The startled groundcrew man undid the stopper, sniffed, then grinned and enfolded Schultz in a bear hug. “That was clever,” Ludmila said as the ground crew passed the flask from one eager hand to the next. A moment later, she added, “Your Major Jäger would have approved.”
“Do you think so?” she’d found the right praise with which to reach him—his long, bony face glowed as if he were a small boy who’d just been told he’d written his school’s prize essay for the year. He went on, “The major, miss, I think he’s one hell of a man.”
“Yes,” Ludmila said, and realized she and Schultz might have something else in common after all.
14
Bicycling across Ohio, Indiana, and Illinois to Chicago had seemed a good idea when Jens Larssen set about it.
In summer, in a country that had never known invasion, it might even have been a good idea. In winter, pedaling through territory largely occupied by the Lizards, it looked stupider with every passing moment
He’d seen newsreel footage of half-frozen German soldiers captured by the Russians in front of Moscow. The Russians, in their white snow suits, many of them on skis, had looked capable of going anywhere any time. That was how Jens had thought he would do, if he’d really thought about it at all. Instead, he feared he much more closely resembled one of those Nazi ice cubes with legs.
He didn’t have the clothes he needed for staying out in the open when the temperature dropped below freezing and stayed there. He’d done his best to remedy that by piling on several layers at a time, but his best still left him shivering.

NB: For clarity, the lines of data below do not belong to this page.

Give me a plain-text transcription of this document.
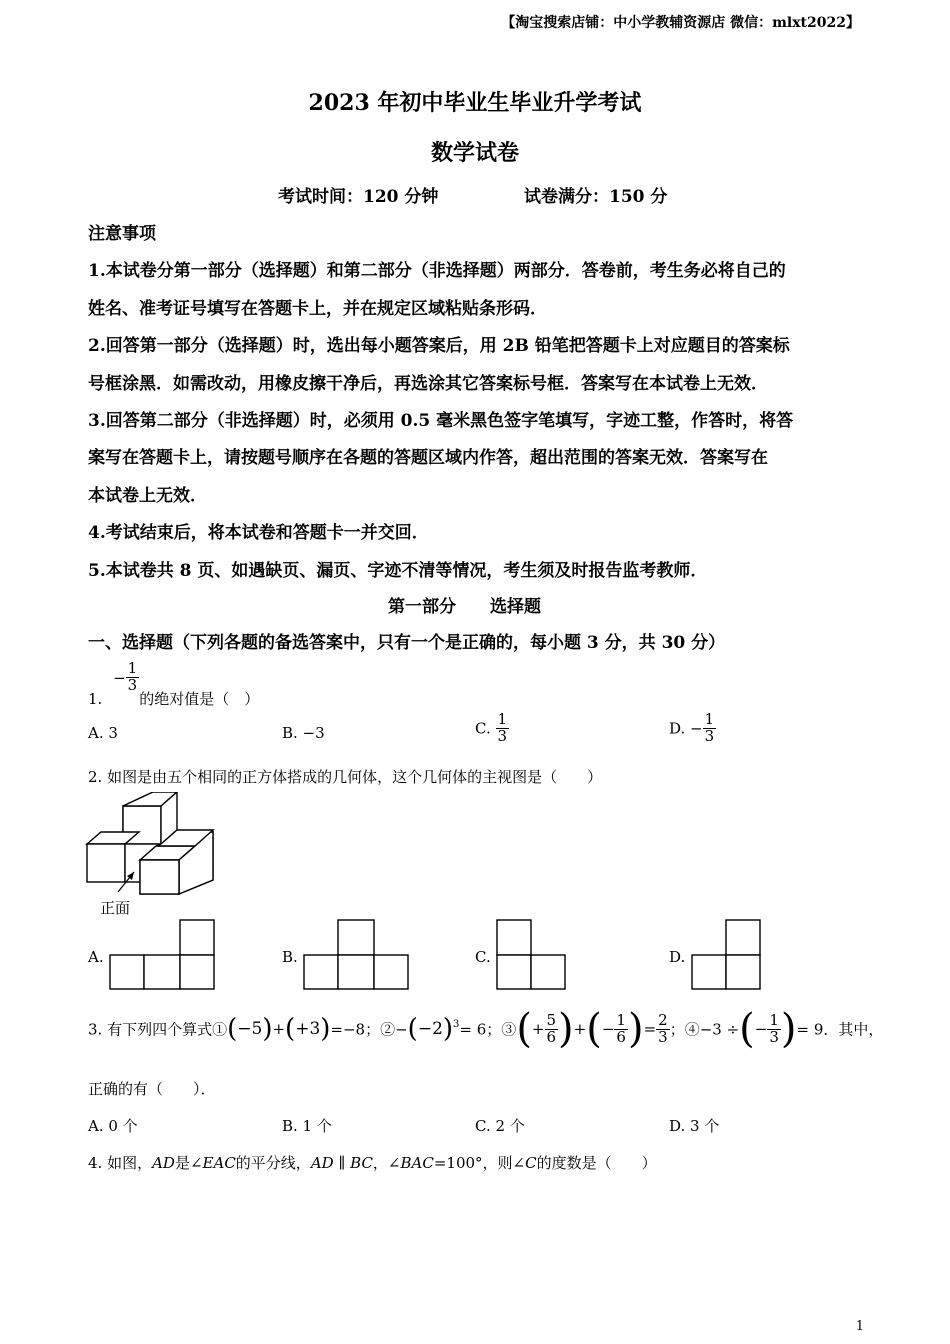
【淘宝搜索店铺：中小学教辅资源店 微信：mlxt2022】
2023 年初中毕业生毕业升学考试
数学试卷
考试时间：120 分钟	试卷满分：150 分
注意事项
1.本试卷分第一部分（选择题）和第二部分（非选择题）两部分．答卷前，考生务必将自己的
姓名、准考证号填写在答题卡上，并在规定区域粘贴条形码．
2.回答第一部分（选择题）时，选出每小题答案后，用 2B 铅笔把答题卡上对应题目的答案标
号框涂黑．如需改动，用橡皮擦干净后，再选涂其它答案标号框．答案写在本试卷上无效．
3.回答第二部分（非选择题）时，必须用 0.5 毫米黑色签字笔填写，字迹工整，作答时，将答
案写在答题卡上，请按题号顺序在各题的答题区域内作答，超出范围的答案无效．答案写在
本试卷上无效．
4.考试结束后，将本试卷和答题卡一并交回．
5.本试卷共 8 页、如遇缺页、漏页、字迹不清等情况，考生须及时报告监考教师．
第一部分　　选择题
一、选择题（下列各题的备选答案中，只有一个是正确的，每小题 3 分，共 30 分）
1. − $\frac{1}{3}$
的绝对值是（　）
A. 3	B. −3	C. $\frac{1}{3}$	D. − $\frac{1}{3}$
2. 如图是由五个相同的正方体搭成的几何体，这个几何体的主视图是（　　）
正面
A.	B.	C.	D.
3. 有下列四个算式①(−5)+(+3)=−8；$②-(-2)^3= 6$；③(+ $\frac{5}{6}$ )+(− $\frac{1}{6}$ )= $\frac{2}{3}$ ；④−3 ÷(− $\frac{1}{3}$ )= 9．其中，
正确的有（　　）．
A. 0 个	B. 1 个	C. 2 个	D. 3 个
4. 如图，AD是∠EAC的平分线，AD ∥ BC，∠BAC=100°，则∠C的度数是（　　）
1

The other thing he hadn’t thought about was that nobody was plowing or even salting the roads this winter. In a car, he would have done all right A car was heavy, a car was fast—best of all, his Plymouth had had a heater. But drifted snow brought a bicycle to a halt. As for ice . . . he’d fallen more times than he could count. Only dumb luck had kept him from breaking an arm or an ankle. Or maybe God really did have a soft spot in his heart for drunks, children, and damn fools.
Jens looked at a map he’d filched from an abandoned gas station. If he was where he thought he was, he’d soon be approaching the grand metropolis of Fiat, by God, Indiana. He managed a smile when he saw that, and declaimed, “And God said, Fiat, Indiana, and there was Indiana.”

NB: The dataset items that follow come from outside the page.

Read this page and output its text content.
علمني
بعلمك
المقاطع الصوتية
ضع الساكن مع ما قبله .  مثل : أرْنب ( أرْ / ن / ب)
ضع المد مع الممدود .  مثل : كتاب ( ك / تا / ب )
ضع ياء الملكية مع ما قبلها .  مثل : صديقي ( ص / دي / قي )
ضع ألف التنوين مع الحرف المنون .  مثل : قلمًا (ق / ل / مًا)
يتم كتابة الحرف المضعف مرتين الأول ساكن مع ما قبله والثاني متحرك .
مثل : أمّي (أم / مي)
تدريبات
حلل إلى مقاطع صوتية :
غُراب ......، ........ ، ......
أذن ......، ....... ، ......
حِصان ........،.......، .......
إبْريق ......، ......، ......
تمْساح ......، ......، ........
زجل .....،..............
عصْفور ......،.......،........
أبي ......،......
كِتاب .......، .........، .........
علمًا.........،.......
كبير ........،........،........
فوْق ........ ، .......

His breath puffed out around him in a cloud of half-frozen fog. A couple of times, on really frigid days, he’d had it freeze in the mustache and beard he was growing. He hadn’t seen himself in a mirror any time lately, so he didn’t know what he looked like. He didn’t care, either. He’d decided scrounging for razor blades was a waste of time, and shaving without either mirror or hot water hurt too much to be worthwhile. Besides, the new growth. helped keep cheeks and chin warm. He wished he could sprout fur all over.